Descubre sus encantos Sara Montiel. Pide mano inocente para bajar de la tarima. Se ofrece un voluntario con rapidez. Y ella: «¿De dónde eres, encanto?» El: «Soy aragonés.» Sara-Sarahay: «Brutito mío, toma, guárdame ese plumón. » Se lo guarda el maño, tras esbozar con elocuencia muda un gesto obsceno de superdotado o presuntuoso. Sara se fija en otro admirador: «Hola, guapísimo.» Tímida voz: «Gracias.» Réplica pecadora: «No, chato, dáselas al fijador.» Viene ahora hasta aquí. Se sienta en las rodillas de uno de los árbitros canarios. Nos mira a los tres; musita: «Hola, aquí pasa algo. Tres bigotes. O sea, vosotros, digo, que a mí me da que sobra uno o falta otro.» El árbitro responde: «Falta José María García. Le dio vergüenza venir.» Y ella, imperturbable: «Pues dile que se crezca en valor, que ya no es hora de tener vergüenza.» Y enlaza al vuelo: «Ni mis admiradoras tienen ya vergüenza. Por eso me escriben y me preguntan: "Sara, mujer, ¿es verdad que a una hija adoptiva se la puede querer tanto como si se la pariera?" Y yo respondo: "Pues claro, mujer, pues claro." Y es que no acaban de darse cuenta de que estoy enchochadísima ... » Aplausos.

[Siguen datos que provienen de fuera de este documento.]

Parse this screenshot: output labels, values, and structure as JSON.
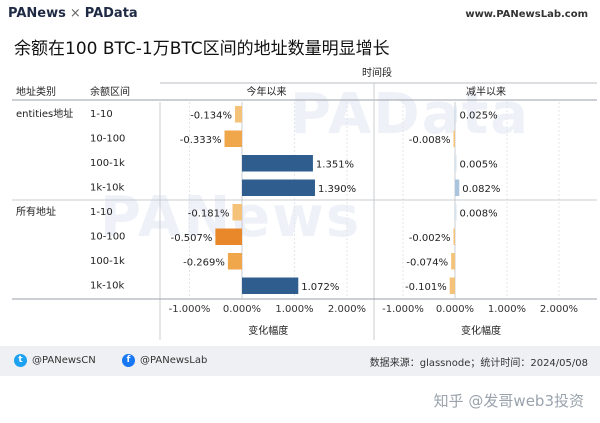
{
  "header": {
    "logo_left": "PANews",
    "logo_sep": "×",
    "logo_right": "PAData",
    "site": "www.PANewsLab.com"
  },
  "title": "余额在100 BTC-1万BTC区间的地址数量明显增长",
  "watermarks": [
    "PAData",
    "PANews"
  ],
  "chart_data": {
    "type": "bar",
    "orientation": "horizontal",
    "title": "余额在100 BTC-1万BTC区间的地址数量明显增长",
    "column_header_time": "时间段",
    "column_header_type": "地址类别",
    "column_header_range": "余额区间",
    "groups": [
      "entities地址",
      "所有地址"
    ],
    "ranges": [
      "1-10",
      "10-100",
      "100-1k",
      "1k-10k"
    ],
    "panels": [
      {
        "name": "今年以来",
        "xlabel": "变化幅度",
        "xlim": [
          -1.0,
          2.0
        ],
        "ticks": [
          "-1.000%",
          "0.000%",
          "1.000%",
          "2.000%"
        ],
        "values": [
          [
            -0.134,
            -0.333,
            1.351,
            1.39
          ],
          [
            -0.181,
            -0.507,
            -0.269,
            1.072
          ]
        ],
        "labels": [
          [
            "-0.134%",
            "-0.333%",
            "1.351%",
            "1.390%"
          ],
          [
            "-0.181%",
            "-0.507%",
            "-0.269%",
            "1.072%"
          ]
        ]
      },
      {
        "name": "减半以来",
        "xlabel": "变化幅度",
        "xlim": [
          -1.0,
          2.0
        ],
        "ticks": [
          "-1.000%",
          "0.000%",
          "1.000%",
          "2.000%"
        ],
        "values": [
          [
            0.025,
            -0.008,
            0.005,
            0.082
          ],
          [
            0.008,
            -0.002,
            -0.074,
            -0.101
          ]
        ],
        "labels": [
          [
            "0.025%",
            "-0.008%",
            "0.005%",
            "0.082%"
          ],
          [
            "0.008%",
            "-0.002%",
            "-0.074%",
            "-0.101%"
          ]
        ]
      }
    ],
    "grid": true,
    "colors": {
      "neg_light": "#f5c27a",
      "neg_mid": "#f0a64a",
      "neg_strong": "#e8882a",
      "pos_light": "#d5e3ef",
      "pos_mid": "#a9c4dc",
      "pos_strong": "#2e5d8e"
    }
  },
  "footer": {
    "twitter": "@PANewsCN",
    "facebook": "@PANewsLab",
    "source": "数据来源：glassnode；统计时间：2024/05/08",
    "twitter_icon": "twitter-icon",
    "facebook_icon": "facebook-icon"
  },
  "zhihu": "知乎 @发哥web3投资"
}
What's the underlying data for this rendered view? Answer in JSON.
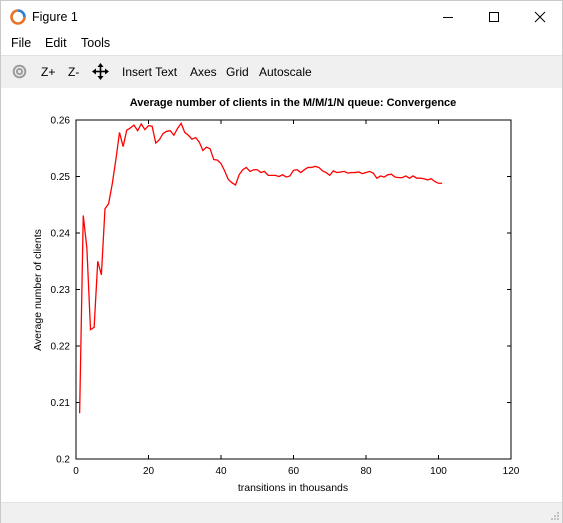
{
  "window": {
    "title": "Figure 1"
  },
  "menu": {
    "items": [
      "File",
      "Edit",
      "Tools"
    ]
  },
  "toolbar": {
    "zoom_in": "Z+",
    "zoom_out": "Z-",
    "insert_text": "Insert Text",
    "axes": "Axes",
    "grid": "Grid",
    "autoscale": "Autoscale"
  },
  "icons": {
    "app": "octave-logo-icon",
    "rotate": "rotate-icon",
    "pan": "pan-arrows-icon",
    "minimize": "minimize-icon",
    "maximize": "maximize-icon",
    "close": "close-icon"
  },
  "colors": {
    "line": "#ff0000",
    "toolbar_bg": "#f0f0f0"
  },
  "chart_data": {
    "type": "line",
    "title": "Average number of clients in the M/M/1/N queue: Convergence",
    "xlabel": "transitions in thousands",
    "ylabel": "Average number of clients",
    "xlim": [
      0,
      120
    ],
    "ylim": [
      0.2,
      0.26
    ],
    "xticks": [
      0,
      20,
      40,
      60,
      80,
      100,
      120
    ],
    "yticks": [
      0.2,
      0.21,
      0.22,
      0.23,
      0.24,
      0.25,
      0.26
    ],
    "ytick_labels": [
      "0.2",
      "0.21",
      "0.22",
      "0.23",
      "0.24",
      "0.25",
      "0.26"
    ],
    "grid": false,
    "series": [
      {
        "color": "#ff0000",
        "x": [
          1,
          2,
          3,
          4,
          5,
          6,
          7,
          8,
          9,
          10,
          11,
          12,
          13,
          14,
          15,
          16,
          17,
          18,
          19,
          20,
          21,
          22,
          23,
          24,
          25,
          26,
          27,
          28,
          29,
          30,
          31,
          32,
          33,
          34,
          35,
          36,
          37,
          38,
          39,
          40,
          41,
          42,
          43,
          44,
          45,
          46,
          47,
          48,
          49,
          50,
          51,
          52,
          53,
          54,
          55,
          56,
          57,
          58,
          59,
          60,
          61,
          62,
          63,
          64,
          65,
          66,
          67,
          68,
          69,
          70,
          71,
          72,
          73,
          74,
          75,
          76,
          77,
          78,
          79,
          80,
          81,
          82,
          83,
          84,
          85,
          86,
          87,
          88,
          89,
          90,
          91,
          92,
          93,
          94,
          95,
          96,
          97,
          98,
          99,
          100,
          101
        ],
        "y": [
          0.2081,
          0.2431,
          0.2373,
          0.2229,
          0.2233,
          0.235,
          0.2326,
          0.2443,
          0.2452,
          0.2487,
          0.253,
          0.2578,
          0.2553,
          0.2582,
          0.2586,
          0.2591,
          0.2581,
          0.2593,
          0.2583,
          0.259,
          0.2589,
          0.2559,
          0.2565,
          0.2576,
          0.258,
          0.2581,
          0.2573,
          0.2585,
          0.2594,
          0.2578,
          0.2573,
          0.2566,
          0.2569,
          0.2561,
          0.2546,
          0.2552,
          0.2549,
          0.253,
          0.2529,
          0.2523,
          0.251,
          0.2495,
          0.2489,
          0.2485,
          0.2503,
          0.2512,
          0.2516,
          0.2509,
          0.2512,
          0.2512,
          0.2507,
          0.2509,
          0.2502,
          0.2502,
          0.2502,
          0.25,
          0.2503,
          0.2499,
          0.2501,
          0.2511,
          0.2512,
          0.2507,
          0.2512,
          0.2516,
          0.2516,
          0.2518,
          0.2516,
          0.251,
          0.2507,
          0.2502,
          0.251,
          0.2507,
          0.2508,
          0.2509,
          0.2506,
          0.2507,
          0.2507,
          0.2508,
          0.2505,
          0.2507,
          0.2509,
          0.2506,
          0.2497,
          0.2501,
          0.2499,
          0.2503,
          0.2504,
          0.2499,
          0.2498,
          0.2498,
          0.2501,
          0.2497,
          0.2501,
          0.2497,
          0.2497,
          0.2496,
          0.2494,
          0.2496,
          0.2491,
          0.2488,
          0.2488
        ]
      }
    ]
  }
}
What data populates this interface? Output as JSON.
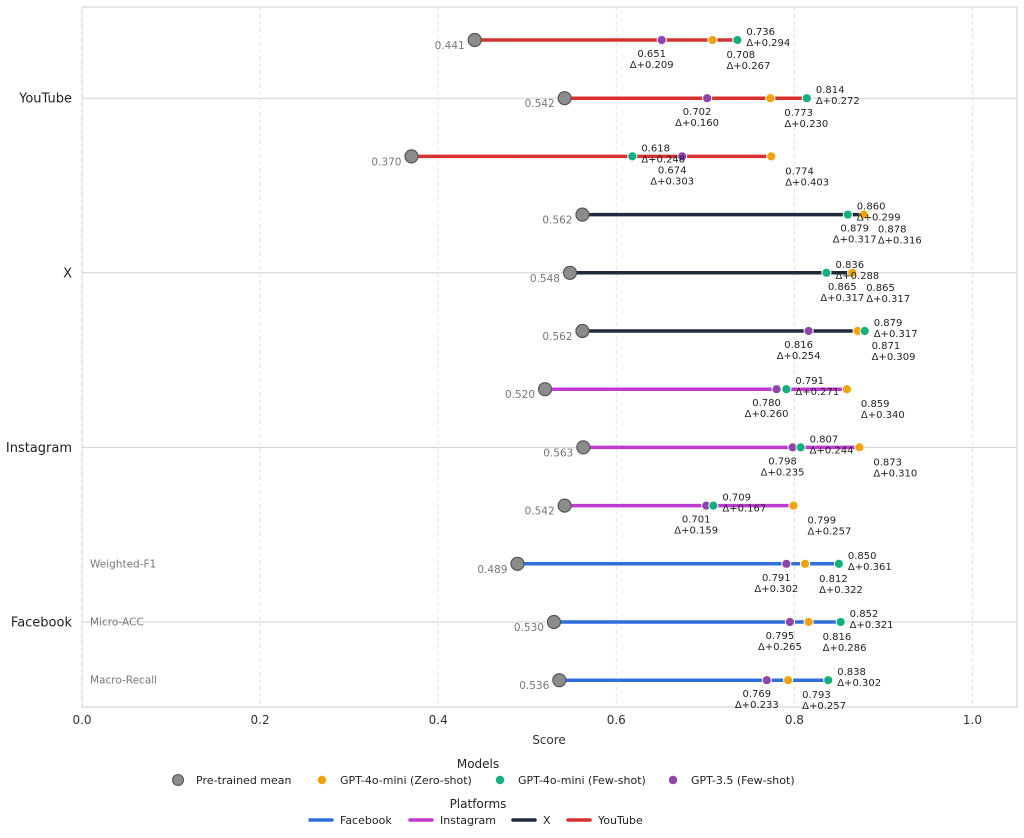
{
  "chart_data": {
    "type": "dumbbell",
    "xlabel": "Score",
    "xlim": [
      0,
      1.05
    ],
    "xticks": [
      "0.0",
      "0.2",
      "0.4",
      "0.6",
      "0.8",
      "1.0"
    ],
    "xtick_values": [
      0,
      0.2,
      0.4,
      0.6,
      0.8,
      1.0
    ],
    "grid": true,
    "legend_placement": "bottom-center",
    "platforms": [
      "YouTube",
      "X",
      "Instagram",
      "Facebook"
    ],
    "metrics": [
      "Weighted-F1",
      "Micro-ACC",
      "Macro-Recall"
    ],
    "legend": {
      "models_title": "Models",
      "models": [
        {
          "key": "pretrained",
          "label": "Pre-trained mean",
          "color": "#8c8c8c"
        },
        {
          "key": "zero",
          "label": "GPT-4o-mini (Zero-shot)",
          "color": "#f0a30a"
        },
        {
          "key": "few",
          "label": "GPT-4o-mini (Few-shot)",
          "color": "#11b080"
        },
        {
          "key": "gpt35",
          "label": "GPT-3.5 (Few-shot)",
          "color": "#8e44ad"
        }
      ],
      "platforms_title": "Platforms",
      "platforms": [
        {
          "label": "Facebook",
          "color": "#2f6fdb"
        },
        {
          "label": "Instagram",
          "color": "#c03ad0"
        },
        {
          "label": "X",
          "color": "#1f2a3a"
        },
        {
          "label": "YouTube",
          "color": "#d93030"
        }
      ]
    },
    "rows": [
      {
        "platform": "YouTube",
        "metric": "Weighted-F1",
        "pretrained": 0.441,
        "pretrained_label": "0.441",
        "zero": 0.708,
        "zero_label": "0.708",
        "zero_delta": "Δ+0.267",
        "few": 0.736,
        "few_label": "0.736",
        "few_delta": "Δ+0.294",
        "gpt35": 0.651,
        "gpt35_label": "0.651",
        "gpt35_delta": "Δ+0.209"
      },
      {
        "platform": "YouTube",
        "metric": "Micro-ACC",
        "pretrained": 0.542,
        "pretrained_label": "0.542",
        "zero": 0.773,
        "zero_label": "0.773",
        "zero_delta": "Δ+0.230",
        "few": 0.814,
        "few_label": "0.814",
        "few_delta": "Δ+0.272",
        "gpt35": 0.702,
        "gpt35_label": "0.702",
        "gpt35_delta": "Δ+0.160"
      },
      {
        "platform": "YouTube",
        "metric": "Macro-Recall",
        "pretrained": 0.37,
        "pretrained_label": "0.370",
        "zero": 0.774,
        "zero_label": "0.774",
        "zero_delta": "Δ+0.403",
        "few": 0.618,
        "few_label": "0.618",
        "few_delta": "Δ+0.248",
        "gpt35": 0.674,
        "gpt35_label": "0.674",
        "gpt35_delta": "Δ+0.303"
      },
      {
        "platform": "X",
        "metric": "Weighted-F1",
        "pretrained": 0.562,
        "pretrained_label": "0.562",
        "zero": 0.878,
        "zero_label": "0.878",
        "zero_delta": "Δ+0.316",
        "few": 0.86,
        "few_label": "0.860",
        "few_delta": "Δ+0.299",
        "gpt35": 0.879,
        "gpt35_label": "0.879",
        "gpt35_delta": "Δ+0.317"
      },
      {
        "platform": "X",
        "metric": "Micro-ACC",
        "pretrained": 0.548,
        "pretrained_label": "0.548",
        "zero": 0.865,
        "zero_label": "0.865",
        "zero_delta": "Δ+0.317",
        "few": 0.836,
        "few_label": "0.836",
        "few_delta": "Δ+0.288",
        "gpt35": 0.865,
        "gpt35_label": "0.865",
        "gpt35_delta": "Δ+0.317"
      },
      {
        "platform": "X",
        "metric": "Macro-Recall",
        "pretrained": 0.562,
        "pretrained_label": "0.562",
        "zero": 0.871,
        "zero_label": "0.871",
        "zero_delta": "Δ+0.309",
        "few": 0.879,
        "few_label": "0.879",
        "few_delta": "Δ+0.317",
        "gpt35": 0.816,
        "gpt35_label": "0.816",
        "gpt35_delta": "Δ+0.254"
      },
      {
        "platform": "Instagram",
        "metric": "Weighted-F1",
        "pretrained": 0.52,
        "pretrained_label": "0.520",
        "zero": 0.859,
        "zero_label": "0.859",
        "zero_delta": "Δ+0.340",
        "few": 0.791,
        "few_label": "0.791",
        "few_delta": "Δ+0.271",
        "gpt35": 0.78,
        "gpt35_label": "0.780",
        "gpt35_delta": "Δ+0.260"
      },
      {
        "platform": "Instagram",
        "metric": "Micro-ACC",
        "pretrained": 0.563,
        "pretrained_label": "0.563",
        "zero": 0.873,
        "zero_label": "0.873",
        "zero_delta": "Δ+0.310",
        "few": 0.807,
        "few_label": "0.807",
        "few_delta": "Δ+0.244",
        "gpt35": 0.798,
        "gpt35_label": "0.798",
        "gpt35_delta": "Δ+0.235"
      },
      {
        "platform": "Instagram",
        "metric": "Macro-Recall",
        "pretrained": 0.542,
        "pretrained_label": "0.542",
        "zero": 0.799,
        "zero_label": "0.799",
        "zero_delta": "Δ+0.257",
        "few": 0.709,
        "few_label": "0.709",
        "few_delta": "Δ+0.167",
        "gpt35": 0.701,
        "gpt35_label": "0.701",
        "gpt35_delta": "Δ+0.159"
      },
      {
        "platform": "Facebook",
        "metric": "Weighted-F1",
        "pretrained": 0.489,
        "pretrained_label": "0.489",
        "zero": 0.812,
        "zero_label": "0.812",
        "zero_delta": "Δ+0.322",
        "few": 0.85,
        "few_label": "0.850",
        "few_delta": "Δ+0.361",
        "gpt35": 0.791,
        "gpt35_label": "0.791",
        "gpt35_delta": "Δ+0.302"
      },
      {
        "platform": "Facebook",
        "metric": "Micro-ACC",
        "pretrained": 0.53,
        "pretrained_label": "0.530",
        "zero": 0.816,
        "zero_label": "0.816",
        "zero_delta": "Δ+0.286",
        "few": 0.852,
        "few_label": "0.852",
        "few_delta": "Δ+0.321",
        "gpt35": 0.795,
        "gpt35_label": "0.795",
        "gpt35_delta": "Δ+0.265"
      },
      {
        "platform": "Facebook",
        "metric": "Macro-Recall",
        "pretrained": 0.536,
        "pretrained_label": "0.536",
        "zero": 0.793,
        "zero_label": "0.793",
        "zero_delta": "Δ+0.257",
        "few": 0.838,
        "few_label": "0.838",
        "few_delta": "Δ+0.302",
        "gpt35": 0.769,
        "gpt35_label": "0.769",
        "gpt35_delta": "Δ+0.233"
      }
    ]
  }
}
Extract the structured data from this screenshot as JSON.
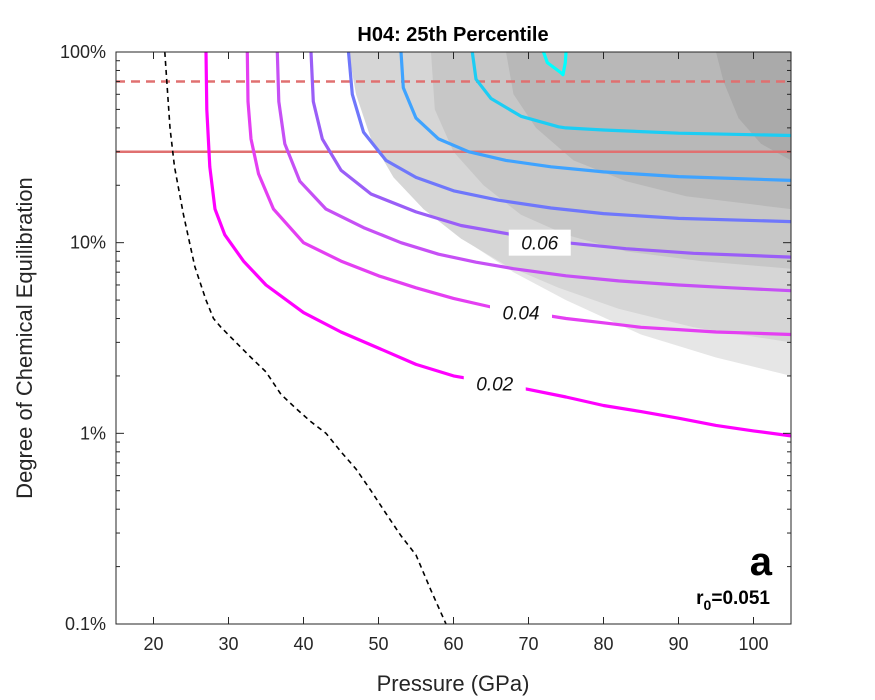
{
  "chart_data": {
    "type": "line",
    "title": "H04: 25th Percentile",
    "xlabel": "Pressure (GPa)",
    "ylabel": "Degree of Chemical Equilibration",
    "xlim": [
      15,
      105
    ],
    "ylim": [
      0.1,
      100
    ],
    "y_scale": "log",
    "x_ticks": [
      20,
      30,
      40,
      50,
      60,
      70,
      80,
      90,
      100
    ],
    "x_tick_labels": [
      "20",
      "30",
      "40",
      "50",
      "60",
      "70",
      "80",
      "90",
      "100"
    ],
    "y_ticks": [
      0.1,
      1,
      10,
      100
    ],
    "y_tick_labels": [
      "0.1%",
      "1%",
      "10%",
      "100%"
    ],
    "grid": false,
    "panel_label": "a",
    "annotation": {
      "prefix": "r",
      "subscript": "0",
      "suffix": "=0.051"
    },
    "shaded_regions": [
      {
        "color": "#e6e6e6",
        "points": [
          [
            51.5,
            100
          ],
          [
            51,
            50
          ],
          [
            53,
            25
          ],
          [
            57,
            15
          ],
          [
            62,
            10
          ],
          [
            68,
            7
          ],
          [
            75,
            5
          ],
          [
            85,
            3.3
          ],
          [
            95,
            2.5
          ],
          [
            105,
            2.0
          ],
          [
            105,
            100
          ]
        ]
      },
      {
        "color": "#d6d6d6",
        "points": [
          [
            46,
            100
          ],
          [
            47,
            60
          ],
          [
            49,
            35
          ],
          [
            52,
            22
          ],
          [
            56,
            15
          ],
          [
            61,
            10.5
          ],
          [
            67,
            7.6
          ],
          [
            74,
            5.8
          ],
          [
            82,
            4.5
          ],
          [
            92,
            3.6
          ],
          [
            105,
            3.0
          ],
          [
            105,
            100
          ]
        ]
      },
      {
        "color": "#c7c7c7",
        "points": [
          [
            57,
            100
          ],
          [
            57.5,
            50
          ],
          [
            60,
            30
          ],
          [
            64,
            20
          ],
          [
            69,
            14
          ],
          [
            75,
            11
          ],
          [
            83,
            9
          ],
          [
            93,
            8
          ],
          [
            105,
            7.3
          ],
          [
            105,
            100
          ]
        ]
      },
      {
        "color": "#b8b8b8",
        "points": [
          [
            67,
            100
          ],
          [
            68,
            60
          ],
          [
            71,
            40
          ],
          [
            76,
            27
          ],
          [
            83,
            21
          ],
          [
            91,
            17.5
          ],
          [
            105,
            15
          ],
          [
            105,
            100
          ]
        ]
      },
      {
        "color": "#aaaaaa",
        "points": [
          [
            95,
            100
          ],
          [
            96,
            70
          ],
          [
            98,
            45
          ],
          [
            101,
            33
          ],
          [
            105,
            27
          ],
          [
            105,
            100
          ]
        ]
      }
    ],
    "horizontal_lines": [
      {
        "y": 70,
        "style": "dashed",
        "color": "#e07070"
      },
      {
        "y": 30,
        "style": "solid",
        "color": "#e07070"
      }
    ],
    "boundary_line": {
      "style": "dashed",
      "color": "#000000",
      "points": [
        [
          21.5,
          100
        ],
        [
          22.2,
          40
        ],
        [
          22.8,
          25
        ],
        [
          24,
          14
        ],
        [
          25.5,
          7.5
        ],
        [
          27,
          5
        ],
        [
          28,
          4
        ],
        [
          29,
          3.6
        ],
        [
          31,
          3
        ],
        [
          33,
          2.5
        ],
        [
          35,
          2.1
        ],
        [
          37,
          1.6
        ],
        [
          39,
          1.35
        ],
        [
          41,
          1.15
        ],
        [
          43,
          1.0
        ],
        [
          45,
          0.8
        ],
        [
          47,
          0.65
        ],
        [
          49,
          0.5
        ],
        [
          51,
          0.38
        ],
        [
          53,
          0.29
        ],
        [
          55,
          0.23
        ],
        [
          57,
          0.15
        ],
        [
          59,
          0.1
        ]
      ]
    },
    "series": [
      {
        "color": "#ff00ff",
        "points": [
          [
            27,
            100
          ],
          [
            27.1,
            50
          ],
          [
            27.5,
            25
          ],
          [
            28.2,
            15
          ],
          [
            29.5,
            11
          ],
          [
            32,
            8
          ],
          [
            35,
            6
          ],
          [
            40,
            4.3
          ],
          [
            45,
            3.4
          ],
          [
            50,
            2.8
          ],
          [
            55,
            2.3
          ],
          [
            60,
            2.0
          ],
          [
            65,
            1.85
          ],
          [
            70,
            1.7
          ],
          [
            75,
            1.55
          ],
          [
            80,
            1.4
          ],
          [
            85,
            1.3
          ],
          [
            90,
            1.2
          ],
          [
            95,
            1.1
          ],
          [
            100,
            1.03
          ],
          [
            105,
            0.97
          ]
        ]
      },
      {
        "color": "#e43ff2",
        "points": [
          [
            32.5,
            100
          ],
          [
            32.6,
            55
          ],
          [
            33,
            35
          ],
          [
            34,
            23
          ],
          [
            36,
            15
          ],
          [
            40,
            10
          ],
          [
            45,
            8
          ],
          [
            50,
            6.7
          ],
          [
            55,
            5.8
          ],
          [
            60,
            5.1
          ],
          [
            65,
            4.6
          ],
          [
            70,
            4.3
          ],
          [
            75,
            4.0
          ],
          [
            80,
            3.8
          ],
          [
            85,
            3.6
          ],
          [
            90,
            3.5
          ],
          [
            95,
            3.4
          ],
          [
            100,
            3.35
          ],
          [
            105,
            3.3
          ]
        ]
      },
      {
        "color": "#c650f5",
        "points": [
          [
            36.5,
            100
          ],
          [
            36.7,
            55
          ],
          [
            37.5,
            33
          ],
          [
            39.5,
            21
          ],
          [
            43,
            15
          ],
          [
            48,
            12
          ],
          [
            53,
            10
          ],
          [
            58,
            8.7
          ],
          [
            63,
            7.9
          ],
          [
            68,
            7.3
          ],
          [
            75,
            6.7
          ],
          [
            82,
            6.3
          ],
          [
            90,
            6.0
          ],
          [
            97,
            5.8
          ],
          [
            105,
            5.6
          ]
        ]
      },
      {
        "color": "#9a5ef7",
        "points": [
          [
            41,
            100
          ],
          [
            41.3,
            55
          ],
          [
            42.5,
            35
          ],
          [
            45,
            24
          ],
          [
            49,
            18
          ],
          [
            55,
            14.5
          ],
          [
            61,
            12.3
          ],
          [
            68,
            11
          ],
          [
            75,
            10
          ],
          [
            83,
            9.3
          ],
          [
            92,
            8.8
          ],
          [
            105,
            8.4
          ]
        ]
      },
      {
        "color": "#6f77fb",
        "points": [
          [
            46,
            100
          ],
          [
            46.5,
            60
          ],
          [
            48,
            38
          ],
          [
            51,
            27
          ],
          [
            55,
            22
          ],
          [
            60,
            18.7
          ],
          [
            66,
            16.7
          ],
          [
            73,
            15.2
          ],
          [
            80,
            14.2
          ],
          [
            90,
            13.4
          ],
          [
            105,
            12.9
          ]
        ]
      },
      {
        "color": "#3fa3ff",
        "points": [
          [
            53,
            100
          ],
          [
            53.3,
            65
          ],
          [
            55,
            45
          ],
          [
            58,
            35
          ],
          [
            62,
            30
          ],
          [
            67,
            27
          ],
          [
            73,
            25
          ],
          [
            80,
            23.5
          ],
          [
            90,
            22.2
          ],
          [
            105,
            21.2
          ]
        ]
      },
      {
        "color": "#1ccdf4",
        "points": [
          [
            62.5,
            100
          ],
          [
            63,
            72
          ],
          [
            65,
            57
          ],
          [
            69,
            46
          ],
          [
            74,
            40.5
          ],
          [
            75,
            40
          ],
          [
            80,
            39
          ],
          [
            90,
            37.5
          ],
          [
            105,
            36.5
          ]
        ]
      },
      {
        "color": "#00ffff",
        "points": [
          [
            72,
            100
          ],
          [
            72.5,
            88
          ],
          [
            74.3,
            78
          ],
          [
            74.6,
            76
          ],
          [
            74.9,
            88
          ],
          [
            75,
            100
          ]
        ]
      }
    ],
    "contour_labels": [
      {
        "text": "0.02",
        "x": 65.5,
        "y": 1.83
      },
      {
        "text": "0.04",
        "x": 69,
        "y": 4.3
      },
      {
        "text": "0.06",
        "x": 71.5,
        "y": 10
      }
    ]
  }
}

Disfrutamos del despuntar del día tomando chocolate con churros en San Ginés. A estas horas, Javier Marías, aquejado de la dificultad de ni siquiera en sueños ser, debe de estar tachando del mapamundi familiar los nombres pueblerinos que no lindan con Oxford, Jena o Venecia. Eso sí, sin ímpetu, sin medios, sin fogosidad, sin control ni ambición. De casta, iay!, le viene a ese castizo que se disfraza ahora de metafórica orfandad.